La investigación sobre Matías Jurado, el hombre de 37 años sindicado como presunto asesino serial, sumó un nuevo capítulo judicial este lunes. Ante la complejidad de la causa y la necesidad de profundizar en las pericias, el fiscal Guillermo Beller logró que se ampliara la detención del imputado por un periodo de cuatro meses adicionales.
Jurado permanece alojado en el penal de Gorriti bajo un estricto régimen de aislamiento y monitoreado las 24 horas por cámaras de seguridad para garantizar su integridad y evitar incidentes con el resto de la población carcelaria.
Uno de los puntos más críticos que enfrenta la fiscalía es el hallazgo de dos perfiles de ADN en la vivienda del acusado, ubicada en el barrio Alto Comedero, que hasta el momento no han podido ser identificados. Aunque ya se han procesado muestras genéticas de familiares de personas desaparecidas en la provincia que encajan con el perfil de las víctimas, los resultados han sido negativos.
Al respecto, los investigadores mantienen el pedido de colaboración a la comunidad para que parientes de personas con paradero desconocido y características similares a los damnificados se acerquen a aportar sus muestras genéticas.

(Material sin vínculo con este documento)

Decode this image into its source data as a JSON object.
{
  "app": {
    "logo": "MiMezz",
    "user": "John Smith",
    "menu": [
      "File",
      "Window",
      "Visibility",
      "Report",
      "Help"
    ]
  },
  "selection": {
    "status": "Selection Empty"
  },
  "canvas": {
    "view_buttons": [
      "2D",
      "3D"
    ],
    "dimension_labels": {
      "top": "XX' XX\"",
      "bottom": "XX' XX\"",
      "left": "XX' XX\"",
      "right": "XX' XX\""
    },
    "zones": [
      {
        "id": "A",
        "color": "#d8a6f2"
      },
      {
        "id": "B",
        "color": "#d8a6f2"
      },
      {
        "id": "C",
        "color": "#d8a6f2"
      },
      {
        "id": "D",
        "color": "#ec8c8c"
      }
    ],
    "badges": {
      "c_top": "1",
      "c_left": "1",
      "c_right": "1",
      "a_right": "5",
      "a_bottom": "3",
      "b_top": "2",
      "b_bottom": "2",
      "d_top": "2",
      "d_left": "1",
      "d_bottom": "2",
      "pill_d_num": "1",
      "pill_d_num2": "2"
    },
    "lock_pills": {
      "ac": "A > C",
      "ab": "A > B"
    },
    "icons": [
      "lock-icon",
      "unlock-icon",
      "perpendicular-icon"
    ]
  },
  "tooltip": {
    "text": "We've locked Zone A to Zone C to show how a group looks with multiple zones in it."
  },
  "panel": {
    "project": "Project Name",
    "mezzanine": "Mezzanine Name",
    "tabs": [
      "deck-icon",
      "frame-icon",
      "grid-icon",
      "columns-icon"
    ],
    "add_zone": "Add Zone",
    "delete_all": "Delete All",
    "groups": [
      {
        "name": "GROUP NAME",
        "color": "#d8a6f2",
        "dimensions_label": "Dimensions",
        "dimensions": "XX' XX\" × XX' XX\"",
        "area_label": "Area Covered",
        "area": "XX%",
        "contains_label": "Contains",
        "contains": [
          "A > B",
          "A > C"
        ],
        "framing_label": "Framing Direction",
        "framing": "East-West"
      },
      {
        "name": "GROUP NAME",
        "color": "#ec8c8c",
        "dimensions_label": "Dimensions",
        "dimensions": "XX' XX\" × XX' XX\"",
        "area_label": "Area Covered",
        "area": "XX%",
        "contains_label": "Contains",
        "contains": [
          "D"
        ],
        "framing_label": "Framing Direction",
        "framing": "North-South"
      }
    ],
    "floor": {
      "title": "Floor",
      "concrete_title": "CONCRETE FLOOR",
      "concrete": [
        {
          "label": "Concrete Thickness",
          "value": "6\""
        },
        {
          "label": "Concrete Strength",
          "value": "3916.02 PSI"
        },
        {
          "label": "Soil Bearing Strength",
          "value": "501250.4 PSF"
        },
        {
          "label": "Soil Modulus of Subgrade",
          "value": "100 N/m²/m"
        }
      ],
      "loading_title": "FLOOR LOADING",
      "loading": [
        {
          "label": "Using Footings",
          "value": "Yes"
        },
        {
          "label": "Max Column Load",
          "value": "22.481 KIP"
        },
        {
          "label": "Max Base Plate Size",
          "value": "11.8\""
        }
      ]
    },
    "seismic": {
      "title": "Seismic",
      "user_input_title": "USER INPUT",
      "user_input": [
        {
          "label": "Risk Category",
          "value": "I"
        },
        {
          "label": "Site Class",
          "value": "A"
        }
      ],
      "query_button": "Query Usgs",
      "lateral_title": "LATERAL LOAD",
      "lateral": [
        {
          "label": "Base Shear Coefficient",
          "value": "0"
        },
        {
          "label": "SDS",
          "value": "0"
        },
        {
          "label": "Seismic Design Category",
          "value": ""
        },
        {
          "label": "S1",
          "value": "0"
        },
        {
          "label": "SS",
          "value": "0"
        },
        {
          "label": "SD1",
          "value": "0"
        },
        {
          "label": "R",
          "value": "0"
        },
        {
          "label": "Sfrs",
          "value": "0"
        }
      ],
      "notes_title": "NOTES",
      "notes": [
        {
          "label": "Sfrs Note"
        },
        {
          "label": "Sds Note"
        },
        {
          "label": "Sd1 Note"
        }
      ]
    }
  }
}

En cuanto a su estado mental, una segunda evaluación psiquiátrica realizada por el Cuerpo de Investigaciones Fiscales (CIF) de Salta ratificó que Jurado es plenamente imputable. El informe técnico concluye que el acusado comprende la criminalidad de sus actos y tiene control sobre su conducta, descartando cualquier posibilidad de inimputabilidad por trastornos mentales. Actualmente, enfrenta cargos por homicidio agravado por ensañamiento, alevosía y placer, una calificación legal que, de confirmarse en un juicio oral, conlleva la pena única de prisión perpetua.
La reconstrucción del modus operandi realizada por los peritos describe un patrón de conducta depredador. Según las actuaciones, Jurado solía acercarse los días viernes a sectores frecuentados por personas en situación de calle para ofrecerles trabajo o bebida, logrando así trasladarlos a su domicilio. Una vez allí, aprovechaba la vulnerabilidad de las víctimas para someterlas y posteriormente descuartizarlas, utilizando herramientas como palas y carretillas para ocultar o descartar los restos en basurales cercanos. El testimonio de su propio sobrino ha sido fundamental para desentrañar la macabra dinámica que se vivía en el interior de la vivienda.